On Monday, Alibaba introduced the preview of its latest flagship AI model, marking a significant advancement in the Qwen series. The new Qwen 3.6-Max-Preview stands as the company’s most potent model yet, surpassing six major coding benchmarks and demonstrating notable improvements in global knowledge and instruction adherence compared to its predecessor, Qwen 3.6-Plus.
Alibaba announced on Twitter: 🚀 “Introducing Qwen3.6-Max-Preview, an early preview of our next flagship model Highlights:⚡️ Enhanced agentic coding ability over Qwen3.6-Plus📖 Robust world knowledge and instruction following🌍 Improved real-world agent and knowledge reliability performance Smarter…”
— Qwen (@Alibaba_Qwen) April 20, 2026
The model is accessible via Qwen Studio and the Alibaba Cloud Model Studio API under the identifier qwen3.6-max-preview. As a proprietary hosted model with no open weights, its API supports both OpenAI and Anthropic specifications, allowing developers to integrate it into existing workflows with minimal adjustments.
This release signifies a shift in Alibaba’s business strategy, moving away from providing powerful open-source models by default. Nevertheless, the lower-tier models remain open source.
According to Qwen’s official blog, Qwen 3.6-Max-Preview leads several major benchmarks that evaluate coding and agent capabilities, including SWE-bench Pro (real-world software engineering tasks), Terminal-Bench 2.0 (command-line execution), SkillsBench (general problem-solving), QwenClawBench (tool use), QwenWebBench (web interaction), and SciCode (scientific programming).

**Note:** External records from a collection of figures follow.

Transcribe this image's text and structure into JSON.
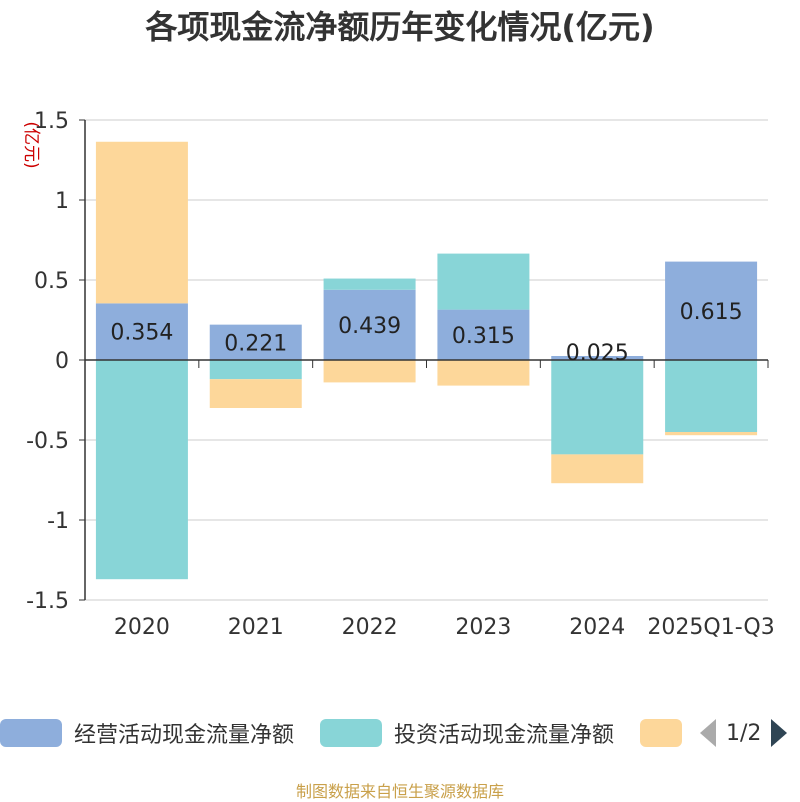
{
  "chart_data": {
    "type": "bar",
    "stacked": true,
    "title": "各项现金流净额历年变化情况(亿元)",
    "ylabel": "(亿元)",
    "ylim": [
      -1.5,
      1.5
    ],
    "yticks": [
      1.5,
      1,
      0.5,
      0,
      -0.5,
      -1,
      -1.5
    ],
    "ytick_labels": [
      "1.5",
      "1",
      "0.5",
      "0",
      "-0.5",
      "-1",
      "-1.5"
    ],
    "categories": [
      "2020",
      "2021",
      "2022",
      "2023",
      "2024",
      "2025Q1-Q3"
    ],
    "series": [
      {
        "name": "经营活动现金流量净额",
        "color": "#8eaedc",
        "values": [
          0.354,
          0.221,
          0.439,
          0.315,
          0.025,
          0.615
        ],
        "labels": [
          "0.354",
          "0.221",
          "0.439",
          "0.315",
          "0.025",
          "0.615"
        ]
      },
      {
        "name": "投资活动现金流量净额",
        "color": "#88d5d7",
        "values": [
          -1.37,
          -0.12,
          0.07,
          0.35,
          -0.59,
          -0.45
        ]
      },
      {
        "name": "",
        "color": "#fdd79a",
        "values": [
          1.01,
          -0.18,
          -0.14,
          -0.16,
          -0.18,
          -0.02
        ]
      }
    ],
    "grid": true,
    "legend_position": "bottom"
  },
  "legend": {
    "items": [
      {
        "label": "经营活动现金流量净额",
        "color": "#8eaedc"
      },
      {
        "label": "投资活动现金流量净额",
        "color": "#88d5d7"
      },
      {
        "label": "",
        "color": "#fdd79a"
      }
    ],
    "page": "1/2"
  },
  "source": "制图数据来自恒生聚源数据库"
}
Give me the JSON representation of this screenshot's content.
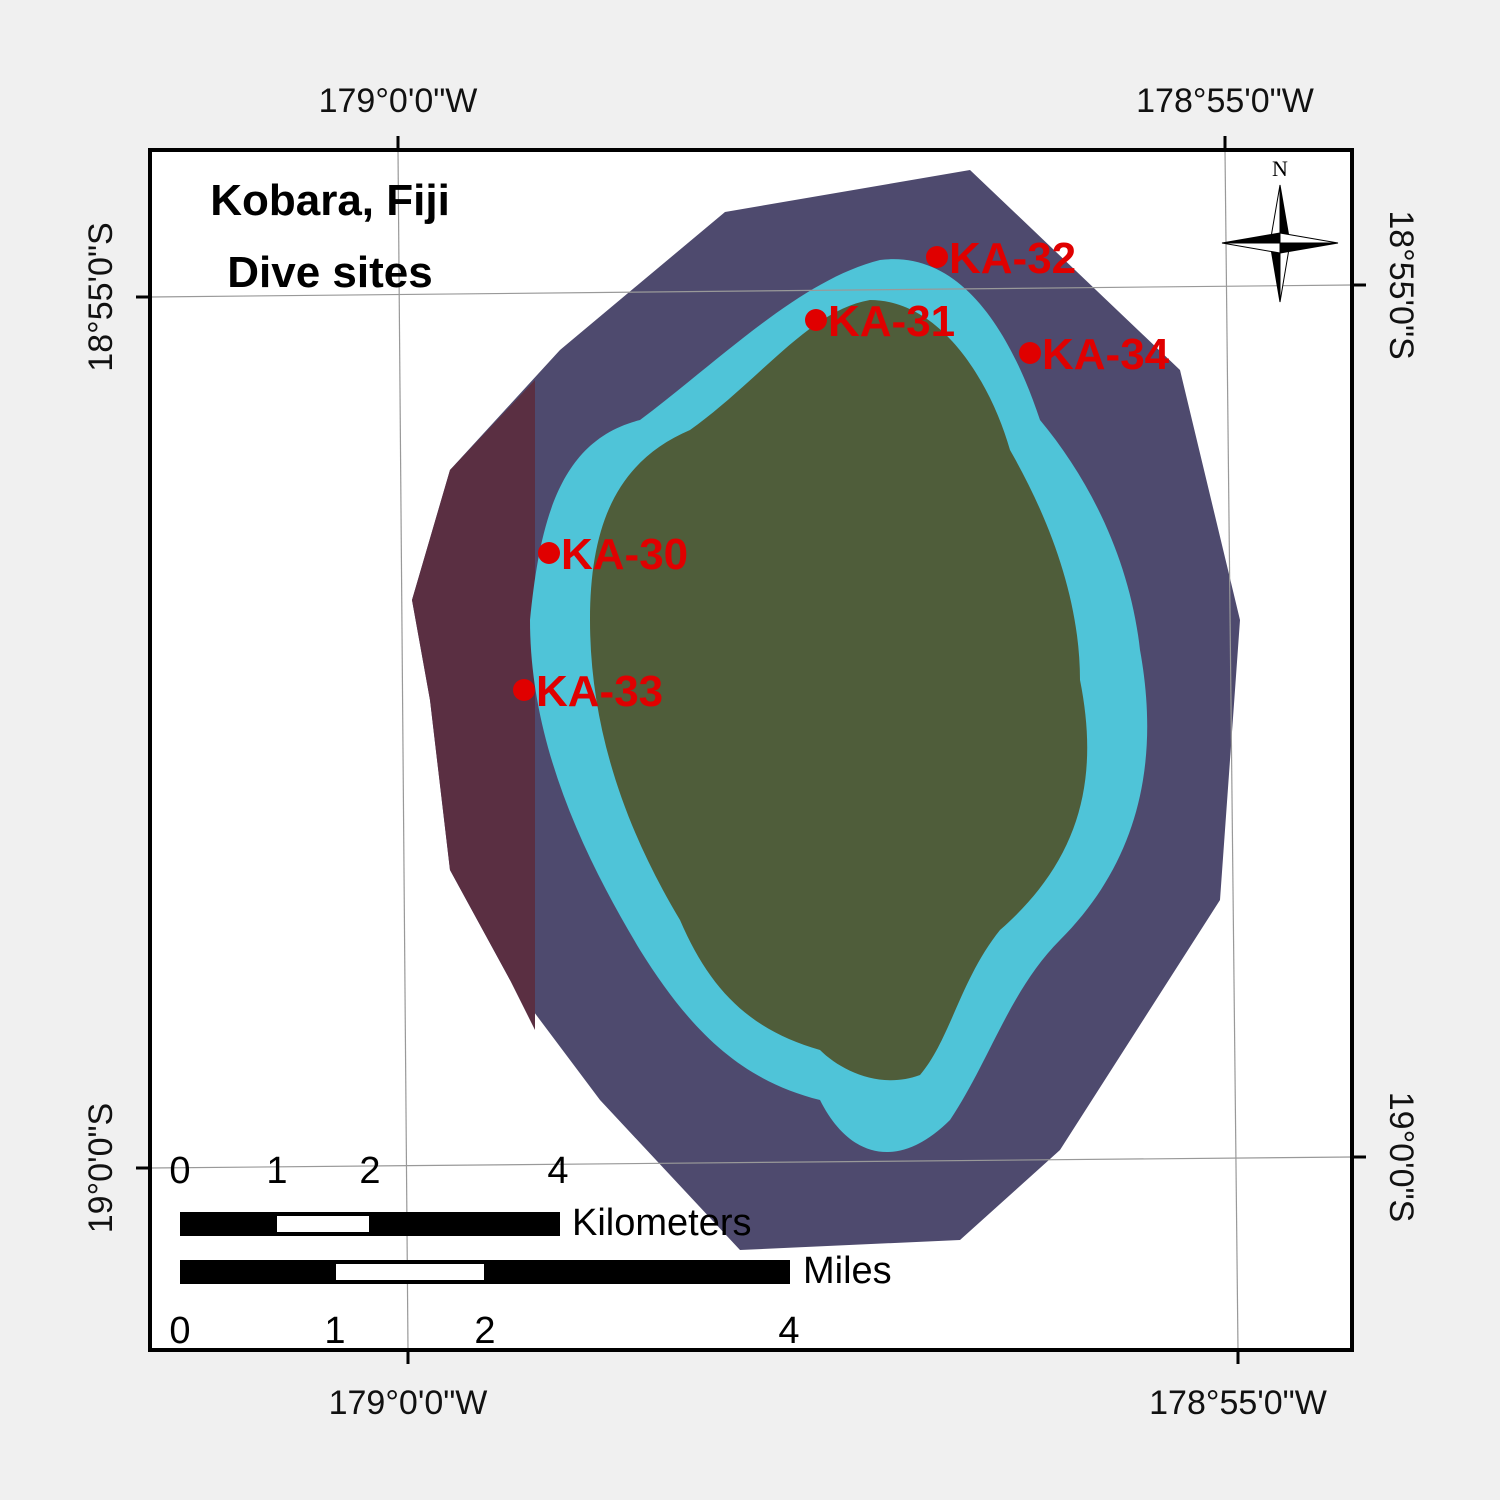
{
  "title": [
    "Kobara, Fiji",
    "Dive sites"
  ],
  "graticule": {
    "top": [
      "179°0'0\"W",
      "178°55'0\"W"
    ],
    "bottom": [
      "179°0'0\"W",
      "178°55'0\"W"
    ],
    "left": [
      "18°55'0\"S",
      "19°0'0\"S"
    ],
    "right": [
      "18°55'0\"S",
      "19°0'0\"S"
    ]
  },
  "north_arrow": "N",
  "sites": [
    "KA-32",
    "KA-31",
    "KA-34",
    "KA-30",
    "KA-33"
  ],
  "scale_bars": [
    {
      "unit": "Kilometers",
      "ticks": [
        0,
        1,
        2,
        4
      ]
    },
    {
      "unit": "Miles",
      "ticks": [
        0,
        1,
        2,
        4
      ]
    }
  ]
}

Compared to Qwen 3.6-Plus, the new model excels in agentic skills benchmarks, placing it above its predecessors and rivals like Calude 4.5 or GLM 5.1. It also shows enhanced knowledge capabilities, with a 2.3% increase in SuperGPQA (advanced reasoning) and a 5.3% boost in QwenChineseBench (Chinese language performance). In terms of instruction-following ability, measured by ToolcallFormatIFBench, it surpasses Claude.

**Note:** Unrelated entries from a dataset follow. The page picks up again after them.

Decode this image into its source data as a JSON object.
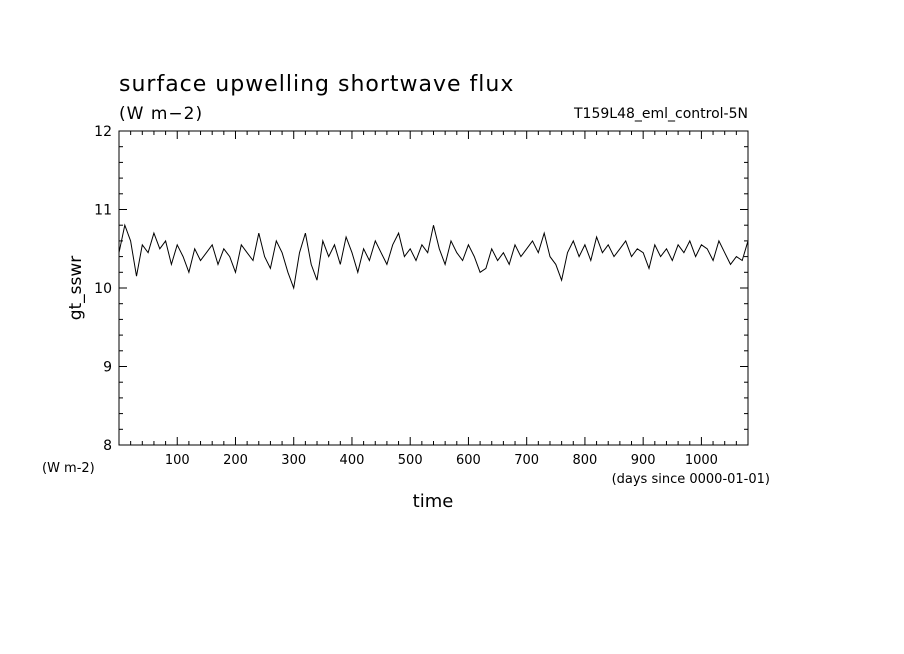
{
  "chart_data": {
    "type": "line",
    "title": "surface upwelling shortwave flux",
    "subtitle": "(W m−2)",
    "run_label": "T159L48_eml_control-5N",
    "xlabel": "time",
    "xunits": "(days since 0000-01-01)",
    "ylabel": "gt_sswr",
    "yunits": "(W m-2)",
    "xlim": [
      0,
      1080
    ],
    "ylim": [
      8,
      12
    ],
    "xticks": [
      100,
      200,
      300,
      400,
      500,
      600,
      700,
      800,
      900,
      1000
    ],
    "xtick_labels": [
      "100",
      "200",
      "300",
      "400",
      "500",
      "600",
      "700",
      "800",
      "900",
      "1000"
    ],
    "yticks": [
      8,
      9,
      10,
      11,
      12
    ],
    "ytick_labels": [
      "8",
      "9",
      "10",
      "11",
      "12"
    ],
    "grid": false,
    "line_color": "#000000",
    "series": [
      {
        "x": [
          0,
          10,
          20,
          30,
          40,
          50,
          60,
          70,
          80,
          90,
          100,
          110,
          120,
          130,
          140,
          150,
          160,
          170,
          180,
          190,
          200,
          210,
          220,
          230,
          240,
          250,
          260,
          270,
          280,
          290,
          300,
          310,
          320,
          330,
          340,
          350,
          360,
          370,
          380,
          390,
          400,
          410,
          420,
          430,
          440,
          450,
          460,
          470,
          480,
          490,
          500,
          510,
          520,
          530,
          540,
          550,
          560,
          570,
          580,
          590,
          600,
          610,
          620,
          630,
          640,
          650,
          660,
          670,
          680,
          690,
          700,
          710,
          720,
          730,
          740,
          750,
          760,
          770,
          780,
          790,
          800,
          810,
          820,
          830,
          840,
          850,
          860,
          870,
          880,
          890,
          900,
          910,
          920,
          930,
          940,
          950,
          960,
          970,
          980,
          990,
          1000,
          1010,
          1020,
          1030,
          1040,
          1050,
          1060,
          1070,
          1080
        ],
        "values": [
          10.45,
          10.8,
          10.6,
          10.15,
          10.55,
          10.45,
          10.7,
          10.5,
          10.6,
          10.3,
          10.55,
          10.4,
          10.2,
          10.5,
          10.35,
          10.45,
          10.55,
          10.3,
          10.5,
          10.4,
          10.2,
          10.55,
          10.45,
          10.35,
          10.7,
          10.4,
          10.25,
          10.6,
          10.45,
          10.2,
          10.0,
          10.45,
          10.7,
          10.3,
          10.1,
          10.6,
          10.4,
          10.55,
          10.3,
          10.65,
          10.45,
          10.2,
          10.5,
          10.35,
          10.6,
          10.45,
          10.3,
          10.55,
          10.7,
          10.4,
          10.5,
          10.35,
          10.55,
          10.45,
          10.8,
          10.5,
          10.3,
          10.6,
          10.45,
          10.35,
          10.55,
          10.4,
          10.2,
          10.25,
          10.5,
          10.35,
          10.45,
          10.3,
          10.55,
          10.4,
          10.5,
          10.6,
          10.45,
          10.7,
          10.4,
          10.3,
          10.1,
          10.45,
          10.6,
          10.4,
          10.55,
          10.35,
          10.65,
          10.45,
          10.55,
          10.4,
          10.5,
          10.6,
          10.4,
          10.5,
          10.45,
          10.25,
          10.55,
          10.4,
          10.5,
          10.35,
          10.55,
          10.45,
          10.6,
          10.4,
          10.55,
          10.5,
          10.35,
          10.6,
          10.45,
          10.3,
          10.4,
          10.35,
          10.6
        ]
      }
    ]
  }
}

The release follows closely on the heels of Alibaba open-sourcing Qwen 3.6-35B-A3B, a 35-billion-parameter model that activates only 3 billion parameters per inference. Parameters are crucial for an AI’s ability to learn, reason, and store information, with more parameters enabling broader knowledge.
This strategy aims to reduce computational costs without compromising output quality. Combined with the Max release on Monday, the Qwen 3.6 lineup now includes Max-Preview at the top, Qwen Plus for balanced tasks, Flash for speed-first tasks, and 35B-A3B for local use.

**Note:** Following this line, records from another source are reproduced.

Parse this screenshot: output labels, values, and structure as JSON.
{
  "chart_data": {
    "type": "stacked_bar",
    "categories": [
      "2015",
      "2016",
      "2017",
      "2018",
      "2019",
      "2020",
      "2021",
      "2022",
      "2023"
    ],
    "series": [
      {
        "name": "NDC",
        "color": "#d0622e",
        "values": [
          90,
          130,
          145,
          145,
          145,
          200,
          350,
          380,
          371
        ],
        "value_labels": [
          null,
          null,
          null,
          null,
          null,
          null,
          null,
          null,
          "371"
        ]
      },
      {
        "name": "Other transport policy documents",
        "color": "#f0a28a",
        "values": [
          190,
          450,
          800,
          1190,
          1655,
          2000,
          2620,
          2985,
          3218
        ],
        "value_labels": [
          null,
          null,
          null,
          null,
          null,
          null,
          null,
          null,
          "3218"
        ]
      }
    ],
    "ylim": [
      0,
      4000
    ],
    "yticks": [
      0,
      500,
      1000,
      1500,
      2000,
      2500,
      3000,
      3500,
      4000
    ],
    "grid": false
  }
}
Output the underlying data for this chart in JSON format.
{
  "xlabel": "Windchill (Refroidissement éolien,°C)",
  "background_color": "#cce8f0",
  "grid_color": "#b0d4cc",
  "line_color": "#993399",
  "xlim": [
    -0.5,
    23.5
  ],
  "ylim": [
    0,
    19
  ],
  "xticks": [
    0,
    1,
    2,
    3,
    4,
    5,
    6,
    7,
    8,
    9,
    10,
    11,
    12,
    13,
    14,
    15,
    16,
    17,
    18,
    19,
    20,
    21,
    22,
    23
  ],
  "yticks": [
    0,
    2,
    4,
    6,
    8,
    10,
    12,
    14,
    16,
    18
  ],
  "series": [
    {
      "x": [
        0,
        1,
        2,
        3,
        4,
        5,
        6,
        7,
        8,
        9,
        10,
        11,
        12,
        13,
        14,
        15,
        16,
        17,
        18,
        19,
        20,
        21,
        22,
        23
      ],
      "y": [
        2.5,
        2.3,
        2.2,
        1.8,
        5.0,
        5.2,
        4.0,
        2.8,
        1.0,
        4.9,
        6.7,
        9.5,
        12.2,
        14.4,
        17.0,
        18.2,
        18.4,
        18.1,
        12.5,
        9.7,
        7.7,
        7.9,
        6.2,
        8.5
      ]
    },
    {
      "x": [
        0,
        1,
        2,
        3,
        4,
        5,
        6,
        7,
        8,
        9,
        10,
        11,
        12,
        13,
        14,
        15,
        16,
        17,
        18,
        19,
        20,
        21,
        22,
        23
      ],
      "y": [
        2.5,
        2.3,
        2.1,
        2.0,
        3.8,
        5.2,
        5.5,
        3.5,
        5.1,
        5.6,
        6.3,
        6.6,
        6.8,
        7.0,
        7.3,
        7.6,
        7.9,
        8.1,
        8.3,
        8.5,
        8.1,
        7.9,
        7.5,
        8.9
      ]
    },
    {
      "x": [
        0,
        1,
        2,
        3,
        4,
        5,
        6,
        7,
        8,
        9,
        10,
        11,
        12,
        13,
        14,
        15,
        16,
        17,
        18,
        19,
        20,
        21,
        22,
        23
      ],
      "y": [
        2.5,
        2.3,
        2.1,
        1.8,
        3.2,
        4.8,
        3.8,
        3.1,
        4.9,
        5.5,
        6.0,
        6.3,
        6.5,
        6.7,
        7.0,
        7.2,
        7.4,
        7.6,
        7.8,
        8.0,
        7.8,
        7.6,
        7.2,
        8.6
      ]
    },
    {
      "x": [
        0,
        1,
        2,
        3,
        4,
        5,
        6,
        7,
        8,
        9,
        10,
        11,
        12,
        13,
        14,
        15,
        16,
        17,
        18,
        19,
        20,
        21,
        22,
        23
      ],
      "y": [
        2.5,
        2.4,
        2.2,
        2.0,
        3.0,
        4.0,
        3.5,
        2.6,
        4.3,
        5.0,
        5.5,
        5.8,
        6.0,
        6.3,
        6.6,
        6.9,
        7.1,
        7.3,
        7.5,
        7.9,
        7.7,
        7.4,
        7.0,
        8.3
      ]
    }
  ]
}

The Max-Preview also introduces preserve_thinking, a feature that maintains reasoning traces across multi-turn conversations. Alibaba suggests this feature for agentic tasks requiring context continuity. For developers managing autonomous agents or long-running code generation workflows, this addition is significant.
As Decrypt reported last week, Alibaba discontinued the free tier of Qwen Code shortly after fellow Chinese lab MiniMax revised its open-source license to restrict commercial use without permission. These actions reflect a broader trend: Chinese AI labs that once relied on free, open services are now transitioning toward monetized, proprietary offerings. Qwen surpassed Meta’s Llama as the most widely deployed self-hosted model globally—primarily due to free access.
This shift from free to paid models aligns with another trend: Chinese open models increased from 1.2% of global open-model usage in late 2024 to about 30% by the end of 2025, with Qwen leading the charge. The Qwen 3.6-Max-Preview represents the proprietary forefront as Alibaba’s contender against OpenAI’s GPT and Anthropic’s Claude at the frontier.
Explicitly labeled a work in progress, Alibaba notes that the model is still under active development and anticipates further enhancements in future versions. Independent benchmarking from Artificial Analysis ranks it second best behind Muse Spark, well above the median of comparable reasoning models in its price category. The model supports a 256k token context window and handles text only, with no image input at launch.